More details are shown in the oc describe pod command:

[root@ose70 nfs]# oc describe pod busybox-nfs-pod
Name:				busybox-nfs-pod
Namespace:			default
Image(s):			busybox
Node:				ose70.rh7/192.168.234.148
Start Time:			Mon, 21 Mar 2016 10:19:46 -0400
Labels:				name=busybox-nfs-pod
Status:				Running
Reason:
Message:
IP:				10.1.0.5
Replication Controllers:	<none>
Containers:
  busybox-nfs-pod:
    Container ID:	docker://346d432e5a4824ebf5a47fceb4247e0568ecc64eadcc160e9bab481aecfb0594
    Image:		busybox
    Image ID:		docker://17583c7dd0dae6244203b8029733bdb7d17fccbb2b5d93e2b24cf48b8bfd06e2
    QoS Tier:
      cpu:		BestEffort
      memory:		BestEffort
    State:		Running
      Started:		Mon, 21 Mar 2016 10:19:48 -0400
    Ready:		True
    Restart Count:	0
    Environment Variables:
Conditions:
  Type		Status
  Ready 	True
Volumes:
  nfsvol-2:
    Type:	PersistentVolumeClaim (a reference to a PersistentVolumeClaim in the same namespace)
    ClaimName:	nfs-pvc
    ReadOnly:	false
  default-token-32d2z:
    Type:	Secret (a secret that should populate this volume)

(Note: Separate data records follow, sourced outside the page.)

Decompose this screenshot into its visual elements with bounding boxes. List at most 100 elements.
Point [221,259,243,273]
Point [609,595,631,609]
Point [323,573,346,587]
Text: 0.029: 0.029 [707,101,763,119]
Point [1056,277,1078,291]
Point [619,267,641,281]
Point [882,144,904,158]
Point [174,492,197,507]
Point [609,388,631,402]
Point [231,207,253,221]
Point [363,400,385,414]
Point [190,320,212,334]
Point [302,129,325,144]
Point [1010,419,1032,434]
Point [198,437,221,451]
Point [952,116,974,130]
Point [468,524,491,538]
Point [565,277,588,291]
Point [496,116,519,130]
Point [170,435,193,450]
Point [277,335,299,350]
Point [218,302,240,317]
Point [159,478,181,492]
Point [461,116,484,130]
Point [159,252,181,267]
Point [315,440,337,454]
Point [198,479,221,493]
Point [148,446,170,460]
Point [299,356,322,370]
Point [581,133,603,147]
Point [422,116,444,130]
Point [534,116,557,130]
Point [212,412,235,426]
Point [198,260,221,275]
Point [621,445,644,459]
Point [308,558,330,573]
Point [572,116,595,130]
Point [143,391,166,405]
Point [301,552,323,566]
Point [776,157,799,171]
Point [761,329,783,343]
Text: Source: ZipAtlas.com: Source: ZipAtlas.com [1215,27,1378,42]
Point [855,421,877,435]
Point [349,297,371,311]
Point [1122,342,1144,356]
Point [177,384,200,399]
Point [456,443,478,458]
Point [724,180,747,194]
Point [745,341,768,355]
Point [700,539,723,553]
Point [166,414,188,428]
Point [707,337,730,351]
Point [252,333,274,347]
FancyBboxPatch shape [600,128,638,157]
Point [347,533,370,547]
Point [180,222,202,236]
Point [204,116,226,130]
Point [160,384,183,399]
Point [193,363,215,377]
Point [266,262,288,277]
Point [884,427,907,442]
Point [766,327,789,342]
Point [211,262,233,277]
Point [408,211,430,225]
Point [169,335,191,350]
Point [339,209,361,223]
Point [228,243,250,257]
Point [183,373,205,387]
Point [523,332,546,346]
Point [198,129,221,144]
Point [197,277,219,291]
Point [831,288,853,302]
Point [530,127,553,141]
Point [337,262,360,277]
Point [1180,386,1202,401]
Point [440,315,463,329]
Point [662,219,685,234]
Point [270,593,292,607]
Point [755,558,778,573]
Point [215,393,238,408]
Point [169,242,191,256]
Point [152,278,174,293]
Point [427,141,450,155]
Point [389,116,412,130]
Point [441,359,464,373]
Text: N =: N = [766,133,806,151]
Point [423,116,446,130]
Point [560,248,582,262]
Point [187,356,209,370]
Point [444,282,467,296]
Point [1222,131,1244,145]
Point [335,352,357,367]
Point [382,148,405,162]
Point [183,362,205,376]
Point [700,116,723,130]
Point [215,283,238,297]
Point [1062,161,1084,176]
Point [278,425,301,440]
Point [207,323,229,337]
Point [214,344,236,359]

    SecretName:	default-token-32d2z
Events:
  FirstSeen	LastSeen	Count	From			SubobjectPath				Reason		Message
  ─────────	────────	─────	────			─────────────				──────		───────
  4m		4m		1	{scheduler }							Scheduled	Successfully assigned busybox-nfs-pod to ose70.rh7
  4m		4m		1	{kubelet ose70.rh7}	implicitly required container POD	Pulled		Container image "openshift3/ose-pod:v3.1.0.4" already present on machine
  4m		4m		1	{kubelet ose70.rh7}	implicitly required container POD	Created		Created with docker id 249b7d7519b1
  4m		4m		1	{kubelet ose70.rh7}	implicitly required container POD	Started		Started with docker id 249b7d7519b1
  4m		4m		1	{kubelet ose70.rh7}	spec.containers{busybox-nfs-pod}	Pulled		Container image "busybox" already present on machine
  4m		4m		1	{kubelet ose70.rh7}	spec.containers{busybox-nfs-pod}	Created		Created with docker id 346d432e5a48
  4m		4m		1	{kubelet ose70.rh7}	spec.containers{busybox-nfs-pod}	Started		Started with docker id 346d432e5a48

As you can see, both containers are using the same storage claim that is attached to the same NFS mount on the back end.